L’appareil végétatif de nos orchidées françaises a des caractères communs, avec là aussi quelques variations :
- leurs parties souterraines persistent dans le sol pendant l’hiver. Leurs racines sont souvent renflées en tubercules, arrondis chez Orchis et Ophrys, aplatis en forme de main chez Dactylorhiza. Ces tubercules sont associés par deux. L’un nourrit la plante qui grandit et se dessèche peu à peu ; l’autre grossit plus tardivement et ses réserves seront utilisées l’année suivante. D’autres orchidées (Epipactis) n’ont pas de tubercules, mais un rhizome souterrain, également persistant ;
- leurs tiges sont souvent herbacées, après fructification, elles disparaissent généralement au cours de l’hiver. L’orchidée est alors invisible, sauf chez quelques espèces des forêts où les tiges desséchées apparaissent encore l’année suivant la floraison ;
- leurs feuilles sont souvent réunies en rosettes à la base de la tige (Fig. 10), mais sont parfois insérée sur toute la longueur de la tige. Elles ont presque toujours des nervures parallèles, à la seule exception de Goodyera, orchidée des pinèdes, où elles sont ramifiées (Fig. 11) ;
- certaines orchidées sans chlorophylle ont des feuilles atrophiées, semblables à des écailles. La Néottie (Fig. 12), entièrement brune et le Limodore violet vivent associés en symbiose avec des champignons microscopiques qui leur apportent l’eau et les substances nutritives indispensables, d’ailleurs prélevées aux arbres voisins qui n’en souffrent guère. Notons que cette association avec des champignons du sol est un fait général chez les orchidées. Ils aident de la même façon la germination des minuscules graines des orchidées, dépourvues de réserves nutritives. C’est l’un des multiples et étonnants problèmes biologiques que cette prodigieuse famille pose aux botanistes.
Encadré 1
Le rôle de la fleur
Rappelons que les fleurs possèdent les organes reproducteurs nécessaires à la formation des fruits et des graines. Ces fruits peuvent être charnus (la cerise) ou secs (gousse ou cosse du haricot contenant la graine de même nom).
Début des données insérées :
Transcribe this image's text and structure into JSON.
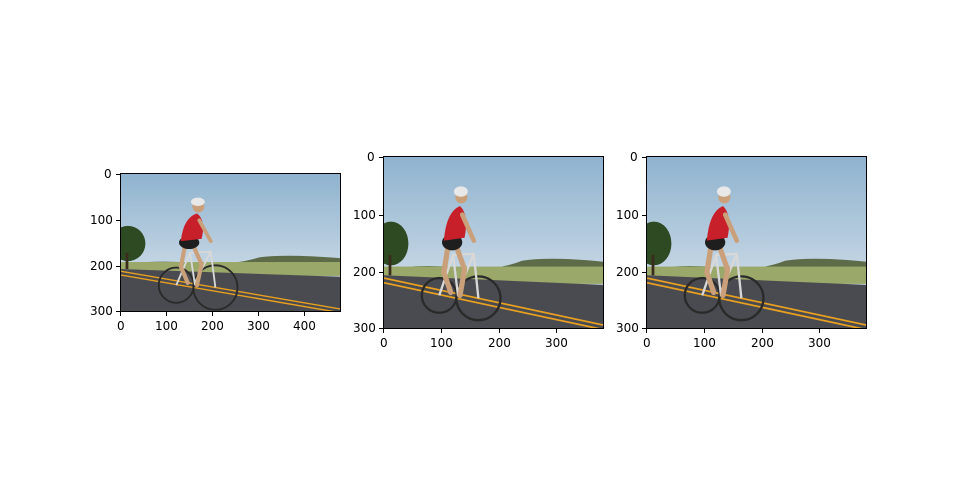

Chez une fleur, celle de la tulipe par exemple, le pistil, situé au centre, présente à sa base une partie renflée, l’ovaire, contenant de minuscules organes ovoïdes, les ovules. En fin de floraison, chaque ovule se transforme en une graine, alors que l’ovaire est devenu un fruit sec, arrondi, d’où s’échapperont les graines en grand nombre. Par analogie avec le règne animal, le pistil est donc l’organe femelle de la plante. Le responsable des transformations précédentes est le pollen, une poussière de cellules formées dans l’extrémité, ou anthère, des six étamines entourant le pistil. Visitant la fleur, des insectes heurtant les étamines se couvrent de pollen. Ils peuvent en déposer une partie s’ils touchent par hasard l’extrémité collante du pistil, le stigmate. Chaque grain de pollen ainsi fixé germe et donne un prolongement (le tube pollinique) qui atteint un ovule et provoque sa transformation en graine. Cette transformation est la fécondation (phénomène complexe ici très simplifié). Les étamines constituent ainsi les organes mâles de la fleur.
Encadré 2
N’ayez pas peur du grec !
Comme dans toutes les professions (ou dans d’autres domaines, comme les sports), il existe un vocabulaire spécialisé. Utiliser le vocabulaire botanique, ce n’est pas chercher à étaler sa science, mais se servir de termes désignant avec précision tel organe ou telle particularité d’une plante. Les mots du vocabulaire scientifique ou les noms des végétaux ont été forgés de longue date à partir de termes latins et grecs. Les mots spécialisés du botaniste ne sont pas plus difficiles à retenir (ou plus prétentieux) que photographe, téléphone, thermomètre, magnétoscope, chlorophylle, etc. que vous utilisez pourtant souvent. Amusez-vous à en rechercher d’autres et de trouver leur étymologie (tiens, encore un mot grec !).